The present study develops the equations that govern a steady flow of ferrofluid in a semi-porous channel (SPC) under the effects of Lorentz force. Three different base fluids namely water, kerosene and blood and magnetite as ferroparticles are used in the analysis. These equations are modeled by using the Cartesian coordinate system with the help of Berman’s similarity transformation.

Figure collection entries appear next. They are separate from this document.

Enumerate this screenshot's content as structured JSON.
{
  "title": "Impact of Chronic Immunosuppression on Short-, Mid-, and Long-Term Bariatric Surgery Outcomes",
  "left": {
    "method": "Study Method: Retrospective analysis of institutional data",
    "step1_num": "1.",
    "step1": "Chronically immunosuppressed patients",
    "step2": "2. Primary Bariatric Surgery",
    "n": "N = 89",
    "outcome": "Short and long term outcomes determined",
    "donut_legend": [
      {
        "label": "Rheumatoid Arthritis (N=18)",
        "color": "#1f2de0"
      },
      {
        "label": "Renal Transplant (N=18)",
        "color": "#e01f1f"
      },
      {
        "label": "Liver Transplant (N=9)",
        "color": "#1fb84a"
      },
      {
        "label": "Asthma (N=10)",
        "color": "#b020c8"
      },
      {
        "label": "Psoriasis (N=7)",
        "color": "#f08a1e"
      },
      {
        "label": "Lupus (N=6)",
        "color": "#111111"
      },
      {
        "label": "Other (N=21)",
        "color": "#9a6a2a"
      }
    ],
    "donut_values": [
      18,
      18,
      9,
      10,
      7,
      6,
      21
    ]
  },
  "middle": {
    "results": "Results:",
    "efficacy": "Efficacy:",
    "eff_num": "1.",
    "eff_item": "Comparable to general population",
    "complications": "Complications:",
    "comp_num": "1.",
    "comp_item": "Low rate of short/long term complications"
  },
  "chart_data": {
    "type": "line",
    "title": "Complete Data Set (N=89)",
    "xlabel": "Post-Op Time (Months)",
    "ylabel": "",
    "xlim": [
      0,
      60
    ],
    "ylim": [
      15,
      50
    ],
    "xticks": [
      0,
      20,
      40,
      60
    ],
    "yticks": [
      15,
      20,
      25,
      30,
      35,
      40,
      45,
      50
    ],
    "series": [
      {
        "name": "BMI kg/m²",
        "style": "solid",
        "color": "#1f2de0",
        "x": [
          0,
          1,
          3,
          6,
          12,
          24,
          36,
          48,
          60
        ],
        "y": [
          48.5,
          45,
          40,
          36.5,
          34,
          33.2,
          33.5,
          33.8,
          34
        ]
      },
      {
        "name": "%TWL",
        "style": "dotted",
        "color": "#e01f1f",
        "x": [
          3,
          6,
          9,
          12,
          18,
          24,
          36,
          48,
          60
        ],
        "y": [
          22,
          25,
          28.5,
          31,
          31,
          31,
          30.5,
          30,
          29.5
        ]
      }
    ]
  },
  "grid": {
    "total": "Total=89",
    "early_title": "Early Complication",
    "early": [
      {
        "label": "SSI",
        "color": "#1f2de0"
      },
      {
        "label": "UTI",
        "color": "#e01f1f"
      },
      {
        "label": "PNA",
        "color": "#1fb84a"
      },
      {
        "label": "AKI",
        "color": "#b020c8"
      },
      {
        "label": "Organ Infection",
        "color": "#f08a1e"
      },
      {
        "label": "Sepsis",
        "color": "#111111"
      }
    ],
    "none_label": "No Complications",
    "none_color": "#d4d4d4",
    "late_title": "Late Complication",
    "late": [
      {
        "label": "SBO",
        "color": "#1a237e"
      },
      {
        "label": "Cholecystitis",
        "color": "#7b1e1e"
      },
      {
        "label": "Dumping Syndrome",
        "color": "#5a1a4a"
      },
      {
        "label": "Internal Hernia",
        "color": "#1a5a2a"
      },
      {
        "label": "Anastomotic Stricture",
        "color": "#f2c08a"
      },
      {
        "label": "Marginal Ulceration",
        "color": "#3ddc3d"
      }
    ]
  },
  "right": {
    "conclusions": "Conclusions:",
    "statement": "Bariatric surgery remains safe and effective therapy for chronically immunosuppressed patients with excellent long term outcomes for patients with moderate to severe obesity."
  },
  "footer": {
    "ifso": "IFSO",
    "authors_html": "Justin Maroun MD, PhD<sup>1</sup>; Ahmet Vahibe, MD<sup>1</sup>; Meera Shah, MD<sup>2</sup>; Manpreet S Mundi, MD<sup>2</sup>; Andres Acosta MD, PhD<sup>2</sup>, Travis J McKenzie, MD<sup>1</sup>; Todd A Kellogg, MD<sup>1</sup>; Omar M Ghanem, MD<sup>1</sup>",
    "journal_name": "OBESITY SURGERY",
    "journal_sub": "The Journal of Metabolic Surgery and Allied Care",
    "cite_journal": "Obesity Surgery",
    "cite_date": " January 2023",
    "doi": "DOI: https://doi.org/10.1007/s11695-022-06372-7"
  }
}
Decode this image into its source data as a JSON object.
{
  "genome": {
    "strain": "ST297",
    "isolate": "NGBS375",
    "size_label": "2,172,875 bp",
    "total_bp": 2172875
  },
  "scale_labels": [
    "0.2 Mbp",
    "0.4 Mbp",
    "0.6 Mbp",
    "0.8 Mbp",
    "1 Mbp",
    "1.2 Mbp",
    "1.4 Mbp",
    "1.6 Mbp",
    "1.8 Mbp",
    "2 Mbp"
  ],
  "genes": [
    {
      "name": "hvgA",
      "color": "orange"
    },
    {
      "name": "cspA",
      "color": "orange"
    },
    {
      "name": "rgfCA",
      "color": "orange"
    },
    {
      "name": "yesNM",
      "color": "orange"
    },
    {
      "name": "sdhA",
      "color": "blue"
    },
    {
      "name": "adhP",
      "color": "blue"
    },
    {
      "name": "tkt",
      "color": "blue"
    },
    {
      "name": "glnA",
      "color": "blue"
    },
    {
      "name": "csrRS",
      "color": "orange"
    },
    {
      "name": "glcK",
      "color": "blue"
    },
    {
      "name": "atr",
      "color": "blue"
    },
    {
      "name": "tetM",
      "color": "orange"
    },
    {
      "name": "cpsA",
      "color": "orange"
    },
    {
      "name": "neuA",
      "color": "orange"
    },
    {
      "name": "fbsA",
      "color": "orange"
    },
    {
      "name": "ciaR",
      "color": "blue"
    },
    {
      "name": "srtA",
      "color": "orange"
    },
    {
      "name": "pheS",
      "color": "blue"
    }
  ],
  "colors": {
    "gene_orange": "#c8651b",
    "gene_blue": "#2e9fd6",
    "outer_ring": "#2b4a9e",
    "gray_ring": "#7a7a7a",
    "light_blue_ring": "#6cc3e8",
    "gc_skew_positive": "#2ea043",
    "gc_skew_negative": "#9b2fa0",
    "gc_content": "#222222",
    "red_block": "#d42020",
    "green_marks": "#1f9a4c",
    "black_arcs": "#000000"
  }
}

The partial slip condition is also considered at the lower plate of the channel. Three different methods of solution, namely the method of homotopy analysis (HAM) (analytical technique), the method of differential transformation (DTM) (semi-numerical technique) and the method of Runge-Kutta (numerical technique), are used to achieve the solution of non-dimensional, non-linear ordinary differential equations. For HAM solution, the auxiliary parameter $ħ$ delivers an effective way to regulate the convergence range of solution series whereas in DTM an approximation to the solution is obtained without any auxiliary parameter. The impact of Hartman and Reynolds number on the flow velocity are shown graphically and discussed. Finally, the comparison between the solution methods is given and found in very good agreement.

本研究提出了在洛伦兹力的作用下控制铁磁流体在半多孔通道（SPC）中稳定流动的方程。分析中使用了三种不同的基础流体，即水，煤油，血液和磁铁矿作为铁颗粒。借助Berman相似度变换，使用笛卡尔坐标系对这些方程进行建模。通道的下板也考虑了部分打滑情况。使用三种不同的解决方法，即同伦分析（HAM）方法（分析技术），微分变换（DTM）方法（半数值技术）和Runge-Kutta方法（数值技术）来实现无量纲，非线性常微分方程的解。对于HAM解决方案，辅助参数$H$提供了一种有效的方法来调节解序列的收敛范围，而在DTM中，无需任何辅助参数即可获得解的近似值。用图形显示并讨论了哈特曼数和雷诺数对流速的影响。最后，给出了解决方法之间的比较，并发现它们之间具有很好的一致性。